Na ação de divisão de coisa comum em análise mostra-se ultrapassada - há muito - a primeira fase processual própria desta ação, a qual decorreu desde a sua dedução até à decisão de 07-06-2017.
 Tal decisão veio a ser confirmada, na parte que agora releva, por acórdão desta Relação - de 07-12-2017.
Ora, visto o dispositivo da sentença proferida a 07-06-2017, observa-se que tal segmento decisório se limita a considerar que os bens identificados no ponto 3 do mesmo elenco pertencem em compropriedade e em quotas iguais a A. e R., nada obstando à sua divisibilidade em substância.

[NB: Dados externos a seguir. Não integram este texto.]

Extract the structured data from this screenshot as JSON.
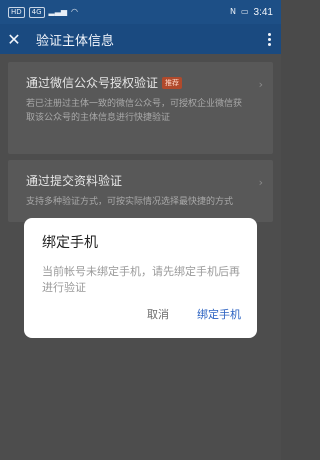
{
  "statusbar": {
    "hd_label": "HD",
    "net_label": "4G",
    "signal_bars": "▂▃▅",
    "wifi": "◠",
    "nfc": "N",
    "battery": "▭",
    "time": "3:41"
  },
  "titlebar": {
    "title": "验证主体信息",
    "close_glyph": "✕"
  },
  "cards": [
    {
      "title": "通过微信公众号授权验证",
      "badge": "推荐",
      "desc": "若已注册过主体一致的微信公众号，可授权企业微信获取该公众号的主体信息进行快捷验证"
    },
    {
      "title": "通过提交资料验证",
      "desc": "支持多种验证方式，可按实际情况选择最快捷的方式"
    }
  ],
  "dialog": {
    "title": "绑定手机",
    "message": "当前帐号未绑定手机，请先绑定手机后再进行验证",
    "cancel_label": "取消",
    "confirm_label": "绑定手机"
  }
}
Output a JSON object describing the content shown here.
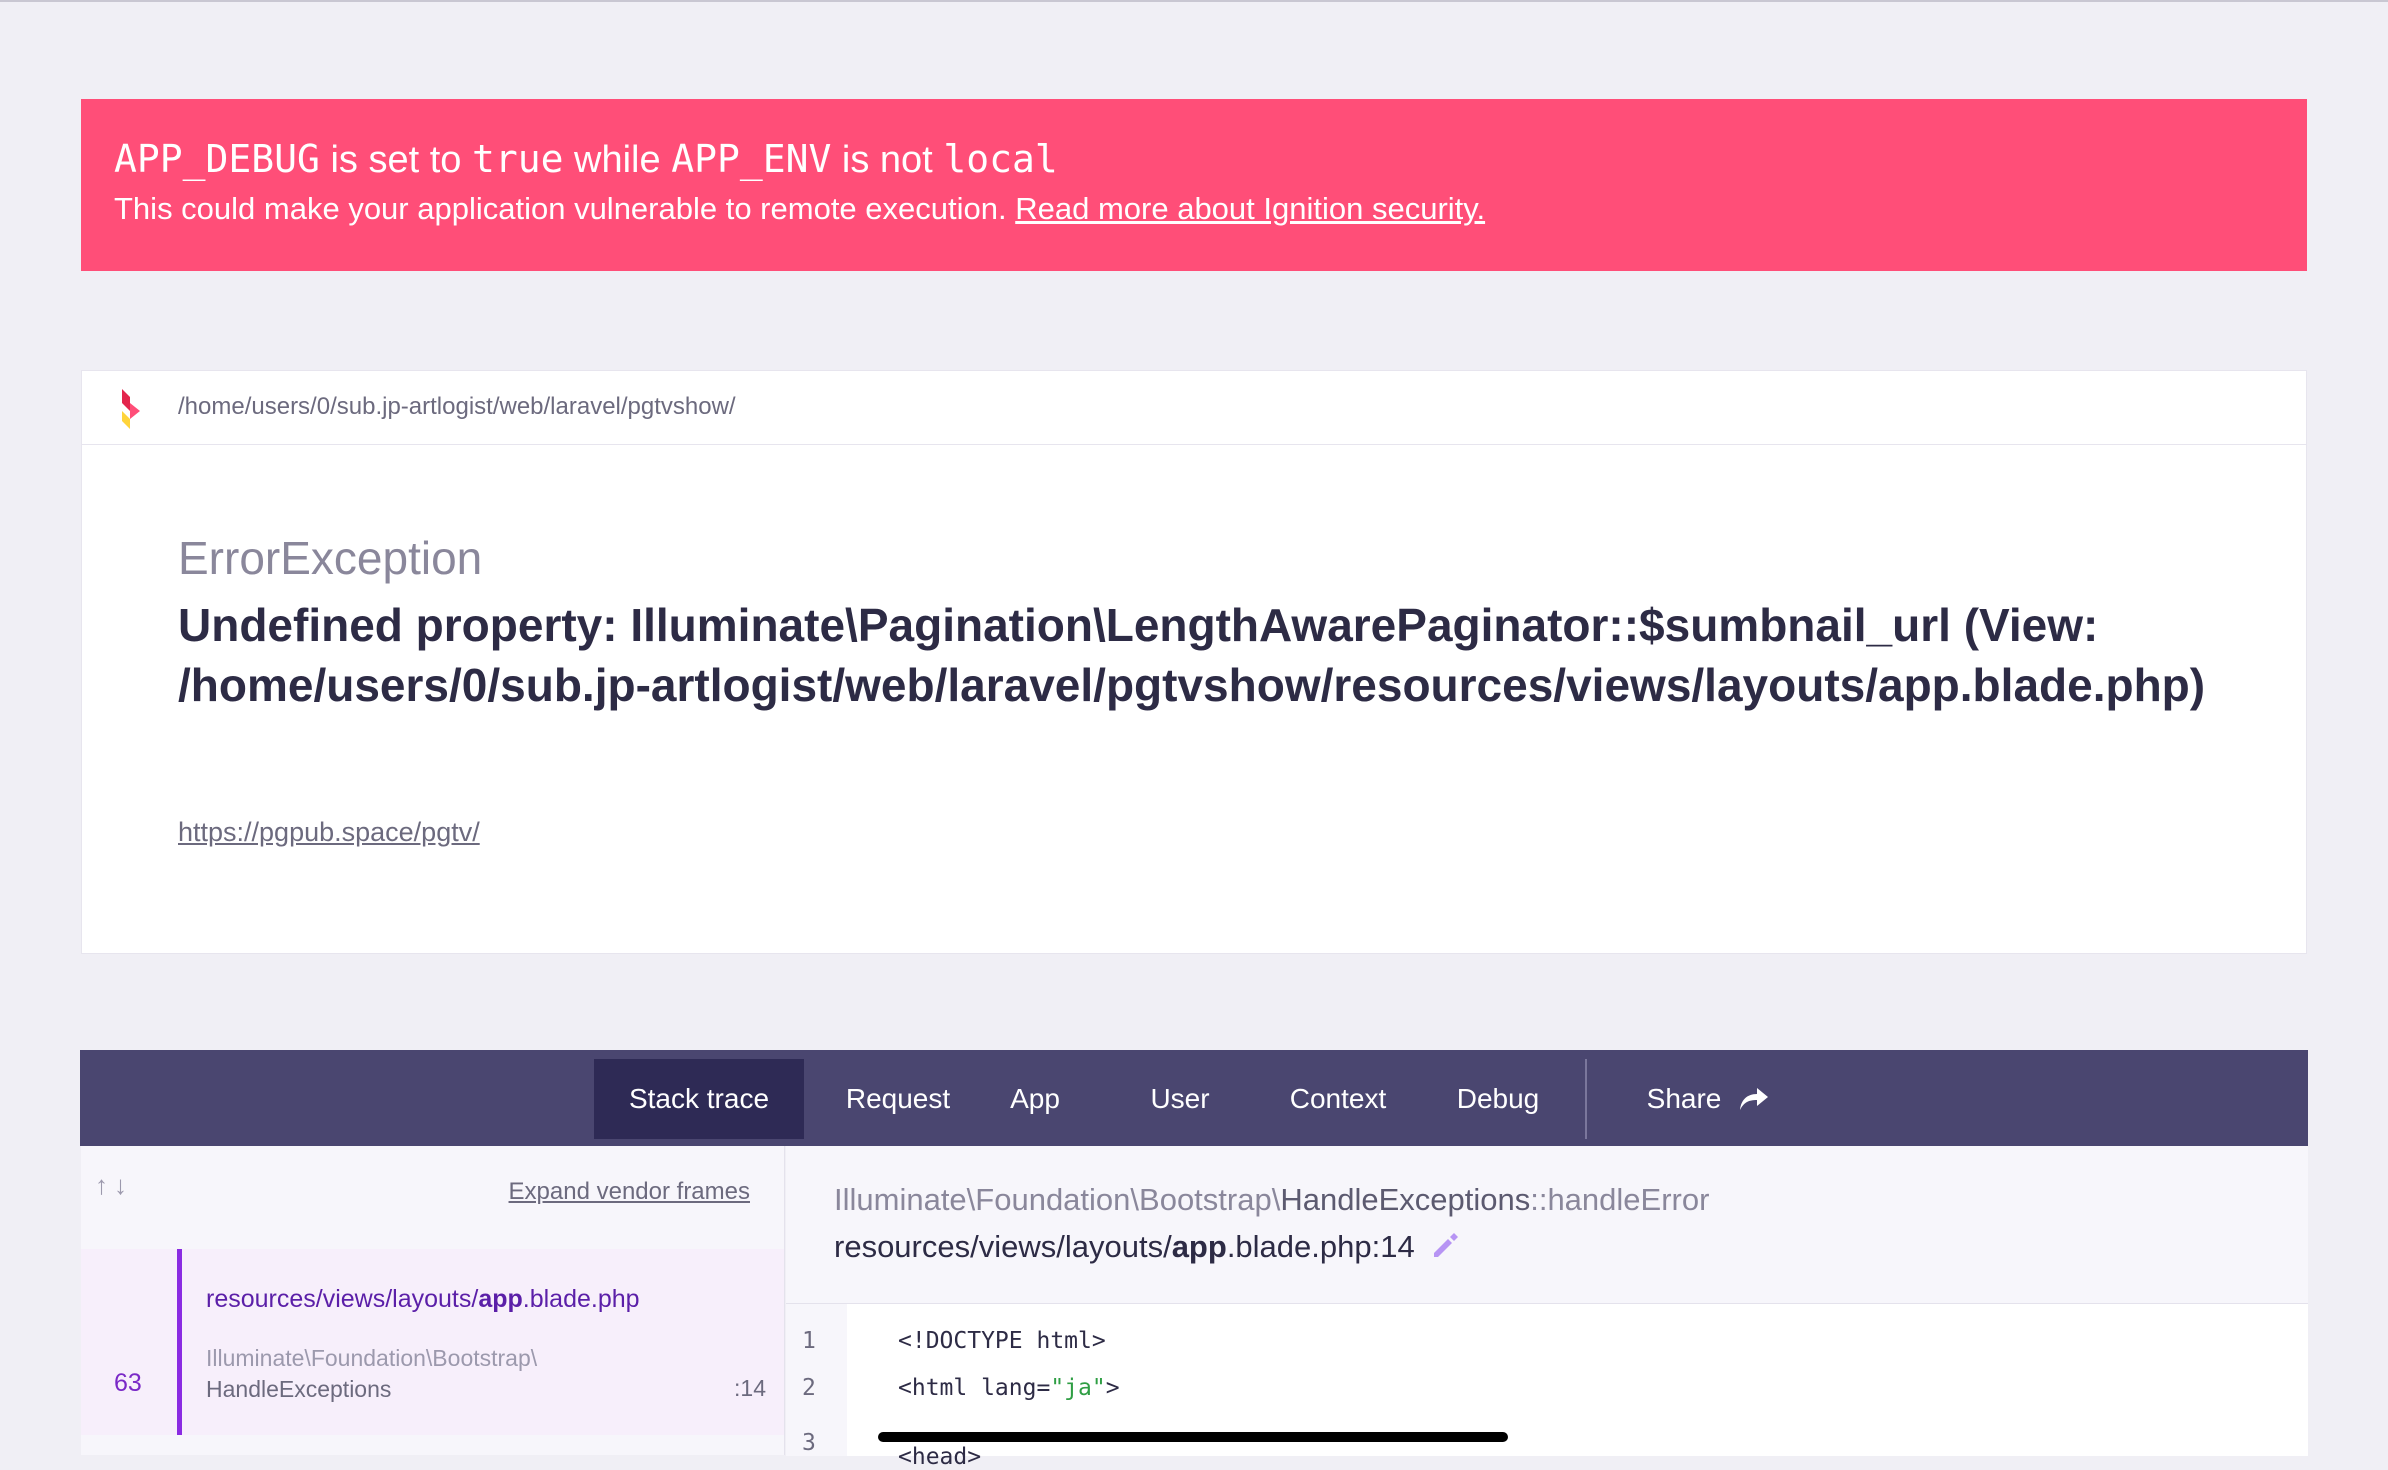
{
  "warning": {
    "code1": "APP_DEBUG",
    "text1": " is set to ",
    "code2": "true",
    "text2": " while ",
    "code3": "APP_ENV",
    "text3": " is not ",
    "code4": "local",
    "line2": "This could make your application vulnerable to remote execution.",
    "link": "Read more about Ignition security."
  },
  "error": {
    "path": "/home/users/0/sub.jp-artlogist/web/laravel/pgtvshow/",
    "exception_class": "ErrorException",
    "message": "Undefined property: Illuminate\\Pagination\\LengthAwarePaginator::$sumbnail_url (View: /home/users/0/sub.jp-artlogist/web/laravel/pgtvshow/resources/views/layouts/app.blade.php)",
    "url": "https://pgpub.space/pgtv/"
  },
  "tabs": {
    "stack_trace": "Stack trace",
    "request": "Request",
    "app": "App",
    "user": "User",
    "context": "Context",
    "debug": "Debug",
    "share": "Share"
  },
  "stack": {
    "arrows": "↑↓",
    "expand_vendor": "Expand vendor frames",
    "frame": {
      "file_prefix": "resources/views/layouts/",
      "file_bold": "app",
      "file_suffix": ".blade.php",
      "number": "63",
      "class_line1": "Illuminate\\Foundation\\Bootstrap\\",
      "class_line2": "HandleExceptions",
      "line": ":14"
    }
  },
  "detail": {
    "class_ns": "Illuminate\\Foundation\\Bootstrap\\",
    "class_name": "HandleExceptions",
    "method": "::handleError",
    "file_prefix": "resources/views/layouts/",
    "file_bold": "app",
    "file_suffix": ".blade.php:14"
  },
  "code": {
    "line1_no": "1",
    "line1": "<!DOCTYPE html>",
    "line2_no": "2",
    "line2_a": "<html lang=",
    "line2_str": "\"ja\"",
    "line2_b": ">",
    "line3_no": "3",
    "line3": "<head>"
  },
  "colors": {
    "banner": "#ff4e78",
    "tabs_bg": "#4a4670",
    "tab_active": "#2e2a55",
    "frame_accent": "#8a2be2"
  }
}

Por outro lado, da análise da correspondente fundamentação verifica-se que na mesma decisão não é dado como provado ou feita qualquer referência a concretos valores compreendidos em tais contas nem sequer à data relevante para o respetivo apuramento.
Com efeito, da interpretação da sentença proferida a 07-06-2017 não resulta suficientemente evidenciado, ainda que de forma implícita, que os valores a considerar na divisão a operar na presente ação sejam os constantes de tais contas à data da notificação do arrolamento aos referidos bancos (24-07-2007) ou aqueles que as entidades bancárias declararam ou informaram que existiam nas referidas contas na sequência da notificação judicial relativa ao arrolamento oportunamente decretado, e não outros.
Deste modo, a ponderação e interpretação conjunta da fundamentação e da parte dispositiva da decisão de 07-06-2017 somente permite circunscrever o âmbito decisório daquela sentença ao reconhecimento do direito à divisão das contas bancárias, a prazo ou à ordem e/ou quaisquer aplicações financeiras que surgem identificadas no correspondente ponto 3.º da matéria de facto, com referência às entidades bancárias respetivas e aos respetivos números.
Como tal, apenas as questões atinentes à divisibilidade em substância e à posição relativa de cada consorte, ou volume das respetivas quotas na propriedade dos atinentes fundos/ativos foram definitivamente decididas com força obrigatória dentro do processo, impedindo o tribunal de apreciar novamente as mesmas.
Assim sendo, contrariamente ao entendimento vertido na fundamentação da decisão recorrida, julgamos que a simples referência às «contas arroladas» que consta do referido ponto da matéria de facto não permite alargar os efeitos do juízo positivo formulado sentença proferida a 07-06-2017 às questões relativas ao apuramento dos valores efetivamente existentes nas contas bancárias em causa ou à data relevante para o apuramento de tais valores, para efeitos de divisão ulterior.
Pelo exposto, em face do teor da decisão de 07-06-2017, entendemos que não se coloca relevantemente a questão dos limites do caso julgado quanto à data relevante para o apuramento dos valores existentes nas contas bancárias em causa, importando assim apreciar tal questão à luz da natureza e das finalidades da ação de divisão de coisa comum.
Tal como prevê o artigo 925.º do CPC, todo aquele que pretenda pôr termo à indivisão de coisa comum requer, no confronto dos demais consortes, que, fixadas as respetivas quotas, se proceda à divisão em substância da coisa comum ou à adjudicação ou venda desta, com repartição do respetivo valor, quando a considere indivisível, indicando logo as provas.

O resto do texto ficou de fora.